A young South African inventor is using an innovative approach to address the country’s urgent housing problem by utilising its excess paper trash.

Elijah Djan is only 21 but he is already changing the face of South Africa’s construction landscape. He’s creating bricks out of recycled paper and it could help South Africa address two major problems: a housing shortage and excess waste.

With a science teacher for a mother and a father he dubbed a ‘DIY inventor’, Djan tells The Culture Trip it’s no surprise where he gets his drive for invention from. He was only three when he performed his first science experiment for his class, using a stone and water to explain gravity. When he was five, he was competing in science competitions with children older than him.

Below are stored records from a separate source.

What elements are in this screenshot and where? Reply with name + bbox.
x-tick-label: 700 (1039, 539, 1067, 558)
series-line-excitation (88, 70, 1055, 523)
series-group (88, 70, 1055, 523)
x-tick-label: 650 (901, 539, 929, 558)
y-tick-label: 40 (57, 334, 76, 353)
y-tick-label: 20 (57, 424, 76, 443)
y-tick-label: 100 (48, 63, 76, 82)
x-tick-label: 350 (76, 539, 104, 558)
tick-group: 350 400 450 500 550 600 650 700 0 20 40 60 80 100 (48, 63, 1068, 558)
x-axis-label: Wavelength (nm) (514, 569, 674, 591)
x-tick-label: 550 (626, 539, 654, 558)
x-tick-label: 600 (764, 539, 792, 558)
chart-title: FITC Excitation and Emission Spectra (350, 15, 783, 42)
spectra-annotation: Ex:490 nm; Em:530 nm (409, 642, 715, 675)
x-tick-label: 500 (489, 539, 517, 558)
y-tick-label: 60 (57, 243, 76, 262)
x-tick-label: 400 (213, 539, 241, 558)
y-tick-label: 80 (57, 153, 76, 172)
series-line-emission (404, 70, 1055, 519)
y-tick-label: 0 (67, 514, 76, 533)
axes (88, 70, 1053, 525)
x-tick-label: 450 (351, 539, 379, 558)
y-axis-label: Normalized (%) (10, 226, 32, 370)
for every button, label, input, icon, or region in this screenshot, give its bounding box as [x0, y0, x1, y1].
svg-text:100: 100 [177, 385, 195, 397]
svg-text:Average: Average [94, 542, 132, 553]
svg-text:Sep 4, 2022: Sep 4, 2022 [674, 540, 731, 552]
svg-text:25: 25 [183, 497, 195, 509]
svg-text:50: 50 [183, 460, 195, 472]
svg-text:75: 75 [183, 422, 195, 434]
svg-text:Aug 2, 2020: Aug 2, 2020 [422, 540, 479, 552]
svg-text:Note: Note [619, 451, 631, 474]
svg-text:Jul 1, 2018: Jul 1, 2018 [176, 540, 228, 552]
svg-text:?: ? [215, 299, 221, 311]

Pumlani Nkontwana, his business mentor, was dedicated to help Djan through his business journey in the last two years │

The idea for his invention has been developing for more than 10 years. At 11 years-old, he says he would watch his dad burn a pile of unwanted textbooks and a month later he saw a program on television about a shortage of RDP housing in South Africa.

It’s estimated that thousands of tons of recyclable paper in South Africa end up in domestic refuse, rendering it unusable. In a study conducted by the Department of Environmental Affairs, South Africa produced 108 million tons of waste in 2011. And when it comes to housing, estimates suggest that 26% of households in the six metropolitan areas of South Africa live in informal or illegal dwellings with little or no access to services.

The two ideas clicked together in his mind and he set about working on construction material that could address both problems. He says it was partly because of his dad.

“I couldn’t just tell my dad not to burn those books,” Djan says. “He’s a very solution-based person. If I had a problem, I had to provide a solution.”

And thus the idea for Nubrix was born.

Elijah Djan presenting his work at TechCon

At school, his principal dubbed him the ‘Black Einstein‘ and at 11 he won gold in the Eskom Expo for Young Scientists. Djan has always been interested in science and even astronomy he says, but it was only at 17 that his business acumen kicked in and he thought about how he could turn his invention into a business.

Djan is now a third-year industrial engineering student at the University of Pretoria. His big break came in 2016 when he won first place in the green technology category of the Gauteng Accelerator Programme (GAP) Innovations Competitions in which he won ZAR200 000 (approximately US$15 0000) as seed money for his project.

Elijah Djan with the Chief of HESN, Ticora Jones

Always expressing gratefulness to God, he says he is grateful that he has not faced many challenges. His main concern now is that he has to get the product into the market. However, his construction material must pass several of South Africa’s regulatory standards which include fire resistance, thermal capability, durability, water penetration and acoustics, before he can take his product to the market.

Djan says he has high hopes for Nubrix and he wants it to be used throughout Africa to help to develop it in a sustainable way. He also plans to use other recyclable waste to create construction material for the future.